Revenues over the year rose by 0.8 per cent, from £1.18bn to £1.19bn, while average profit per equity partner stood at £1.1m. These figures show no difference on the unaudited figures released by the firm earlier this year (4 July 2013), exposing a prudently run business.
When interviewed in July managing partner Wim Dejonghe admitted that the first nine months of the 2012/13 financial year were slow, a pattern that, he said, had reversed in recent months.
He said: “From February onwards, overall activity levels picked up a bit and closed the gap. The first nine to 10 months [of the financial year] were slow but the last two months have been very busy – there’s been a strong recovery of capital markets in the last three of four months.”
In the last year the firm has opened three new bases. The firm relocated London banking partner Charles Lindsay to Istanbul for an office launch with a focus on English law (5 December 2011). It followed this with the launch of two bases in Vietnam, opening in Hanoi in the third quarter following the hire of JSM’s Vietnam managing partner Dao Nguyen, to lead the offices (24 May 2012).

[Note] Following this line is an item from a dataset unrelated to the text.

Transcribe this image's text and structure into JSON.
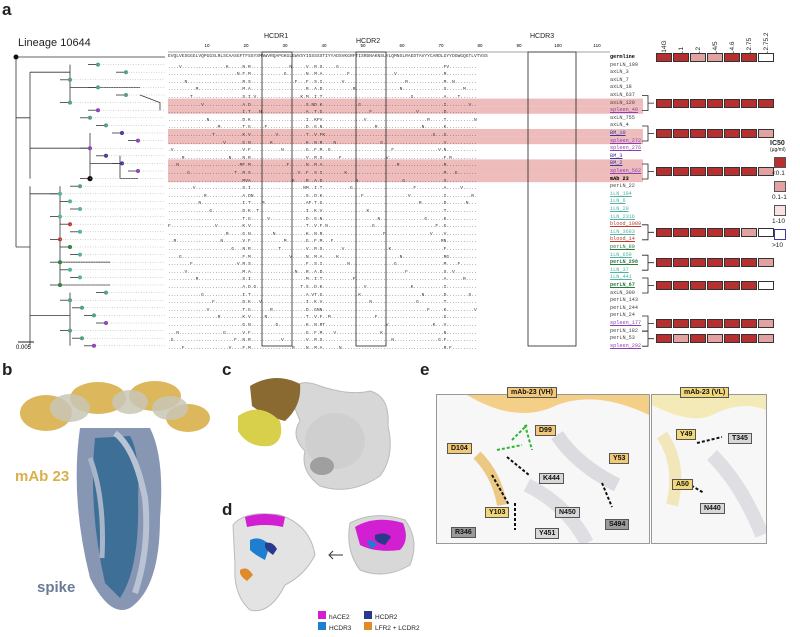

The firm said it had seen particularly strong growth in Central and Eastern Europe, the ASEAN markets and in Morocco. There had also been good performances in the traditional offices such as London and the Middle East, it added.
There has been reductions at the firm, however. In June last year A&O reduced its Hong Kong partnership by four, letting the long-serving partners go after seeing a drop in demand in the market (11 June 2012).